El Real Madrid optó por la vía más rápida para desplazarse a nuestra ciudad: un trayecto aéreo que apenas supera la media hora entre Madrid-Barajas y el aeropuerto de Albacete, donde les esperaba el autobús oficial del club. Según datos de Flightradar24, el vuelo se operó con un Airbus 320neo y tuvo una duración de 38 minutos.

Aunque el modelo de avión empleado destaca por su eficiencia de combustible y menores emisiones, en un trayecto tan corto (apenas 250 km) resulta ineficiente tanto en términos ecológicos como económicos. Se estima que un vuelo de estas características emite unas 3 toneladas de dióxido de carbono (CO2).

Captura de pantalla de flightradar24.com con el trayecto realizado por el avión.

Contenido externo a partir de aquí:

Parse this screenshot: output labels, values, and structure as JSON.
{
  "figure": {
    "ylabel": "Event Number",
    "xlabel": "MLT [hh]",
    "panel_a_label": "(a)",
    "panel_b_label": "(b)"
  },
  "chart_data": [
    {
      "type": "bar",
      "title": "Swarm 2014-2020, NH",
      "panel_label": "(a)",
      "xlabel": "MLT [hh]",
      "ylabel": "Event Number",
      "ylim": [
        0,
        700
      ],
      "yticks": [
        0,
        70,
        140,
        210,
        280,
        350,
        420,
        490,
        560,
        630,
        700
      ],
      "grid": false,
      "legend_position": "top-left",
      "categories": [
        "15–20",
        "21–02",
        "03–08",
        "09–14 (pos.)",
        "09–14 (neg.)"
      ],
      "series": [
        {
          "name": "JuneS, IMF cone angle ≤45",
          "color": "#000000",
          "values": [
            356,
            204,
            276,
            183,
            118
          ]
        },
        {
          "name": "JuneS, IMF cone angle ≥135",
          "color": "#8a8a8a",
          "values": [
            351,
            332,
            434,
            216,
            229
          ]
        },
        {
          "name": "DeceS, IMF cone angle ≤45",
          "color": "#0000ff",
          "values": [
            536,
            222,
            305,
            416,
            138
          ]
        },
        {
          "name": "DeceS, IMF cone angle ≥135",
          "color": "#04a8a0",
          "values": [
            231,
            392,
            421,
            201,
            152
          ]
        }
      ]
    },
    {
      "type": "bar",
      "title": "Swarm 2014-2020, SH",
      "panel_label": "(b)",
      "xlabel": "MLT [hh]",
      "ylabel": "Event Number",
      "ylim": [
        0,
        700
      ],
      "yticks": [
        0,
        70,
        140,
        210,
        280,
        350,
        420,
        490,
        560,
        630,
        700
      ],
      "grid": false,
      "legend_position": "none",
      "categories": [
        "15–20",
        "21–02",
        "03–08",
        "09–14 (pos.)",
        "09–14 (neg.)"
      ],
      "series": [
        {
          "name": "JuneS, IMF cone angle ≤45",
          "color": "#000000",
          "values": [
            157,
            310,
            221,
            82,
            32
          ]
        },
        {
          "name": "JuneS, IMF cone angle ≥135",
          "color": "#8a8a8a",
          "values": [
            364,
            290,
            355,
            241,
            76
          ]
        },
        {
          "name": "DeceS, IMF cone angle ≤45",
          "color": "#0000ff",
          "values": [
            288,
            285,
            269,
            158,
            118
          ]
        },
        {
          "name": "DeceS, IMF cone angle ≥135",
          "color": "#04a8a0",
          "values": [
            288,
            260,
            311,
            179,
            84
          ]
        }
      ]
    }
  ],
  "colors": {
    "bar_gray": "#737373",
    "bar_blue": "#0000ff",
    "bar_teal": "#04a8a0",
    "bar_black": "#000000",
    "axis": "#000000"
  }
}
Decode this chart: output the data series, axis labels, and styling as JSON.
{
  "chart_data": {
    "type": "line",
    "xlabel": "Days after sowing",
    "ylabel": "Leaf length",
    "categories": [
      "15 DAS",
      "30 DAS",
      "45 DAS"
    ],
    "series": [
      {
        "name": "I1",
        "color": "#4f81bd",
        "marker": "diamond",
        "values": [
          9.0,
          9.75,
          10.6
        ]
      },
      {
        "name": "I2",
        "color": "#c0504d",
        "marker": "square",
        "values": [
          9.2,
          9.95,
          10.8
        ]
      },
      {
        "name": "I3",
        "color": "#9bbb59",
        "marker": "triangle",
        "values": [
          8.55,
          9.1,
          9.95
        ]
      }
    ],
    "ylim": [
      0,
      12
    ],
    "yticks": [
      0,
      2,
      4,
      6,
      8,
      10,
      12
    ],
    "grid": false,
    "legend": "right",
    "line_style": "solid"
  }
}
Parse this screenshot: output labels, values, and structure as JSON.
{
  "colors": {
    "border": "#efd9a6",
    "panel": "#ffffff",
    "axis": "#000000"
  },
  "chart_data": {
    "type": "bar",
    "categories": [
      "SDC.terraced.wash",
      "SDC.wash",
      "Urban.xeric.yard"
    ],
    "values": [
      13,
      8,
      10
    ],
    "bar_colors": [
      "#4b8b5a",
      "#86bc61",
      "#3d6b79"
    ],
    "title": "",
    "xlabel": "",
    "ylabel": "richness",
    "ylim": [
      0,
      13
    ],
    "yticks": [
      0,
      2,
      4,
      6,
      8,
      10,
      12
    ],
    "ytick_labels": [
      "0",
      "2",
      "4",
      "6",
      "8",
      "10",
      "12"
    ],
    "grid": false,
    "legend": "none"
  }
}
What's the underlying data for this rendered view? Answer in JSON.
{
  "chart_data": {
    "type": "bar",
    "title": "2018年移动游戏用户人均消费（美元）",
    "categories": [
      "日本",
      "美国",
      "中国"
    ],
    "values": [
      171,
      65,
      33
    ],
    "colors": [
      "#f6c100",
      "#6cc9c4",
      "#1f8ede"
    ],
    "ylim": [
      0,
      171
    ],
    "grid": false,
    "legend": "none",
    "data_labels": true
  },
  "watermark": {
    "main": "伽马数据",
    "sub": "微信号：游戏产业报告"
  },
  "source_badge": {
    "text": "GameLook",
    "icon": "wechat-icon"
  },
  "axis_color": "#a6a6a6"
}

Para ponerlo en perspectiva: un coche con etiqueta medioambiental C (135g de CO2/km) tendría que realizar el viaje Albacete-Madrid unas 90 veces para igualar esa contaminación. Esto equivale a recorrer unos 22.000 kilómetros o hacer el viaje a diario durante tres meses. Si trasladamos la comparación al tren, y aunque el cálculo presenta más variables, se estima que el coste ecológico por pasajero es unas seis veces inferior. Estos datos evidencian una huella ambiental muy superior a las alternativas terrestres, lo que resulta especialmente paradójico dado que Renfe es patrocinador oficial de la competición.

Para neutralizar las emisiones de ese breve vuelo en tiempo real (es decir, en esos 38 minutos), y usando la curiosa medida estándar de superficie en España, los «Bernabéus«, sería necesario un bosque equivalente a más de 100.000 campos de fútbol con las dimensiones del feudo madridista. Pasando a cifras más tangibles, para compensar esa misma huella a lo largo de un año natural, serían necesarios unos 150 árboles.

Según datos de Flightradar24, tras dejar al equipo, el avión regresó a Madrid. Por la tarde, se movilizó otra aeronave similar para recoger a la plantilla tras el partido, sumando un total de cuatro vuelos entre ambas ciudades. A esto se suma el movimiento terrestre del autobús oficial.

En definitiva, el balance logístico de la visita ‘merengue’ se resume en cifras contundentes: cuatro vuelos para cubrir un trayecto de apenas 250 kilómetros. Esto supone una emisión acumulada de unas 12 toneladas de CO2 en menos de 24 horas para un desplazamiento que por vía terrestre es de apenas dos horas y media en coche y de hora y media en tren. Un despliegue que, si bien «garantizó» el máximo descanso de la plantilla, plantea un serio debate sobre la sostenibilidad de este tipo de desplazamientos.

Para estos cálculos se han utilizado varios servicios de Inteligencia Artificial, seleccionando los escenarios más favorables y teniendo en cuenta exclusivamente las emisiones de CO2, excluyendo otros contaminantes como los óxidos de nitrógeno (NOx).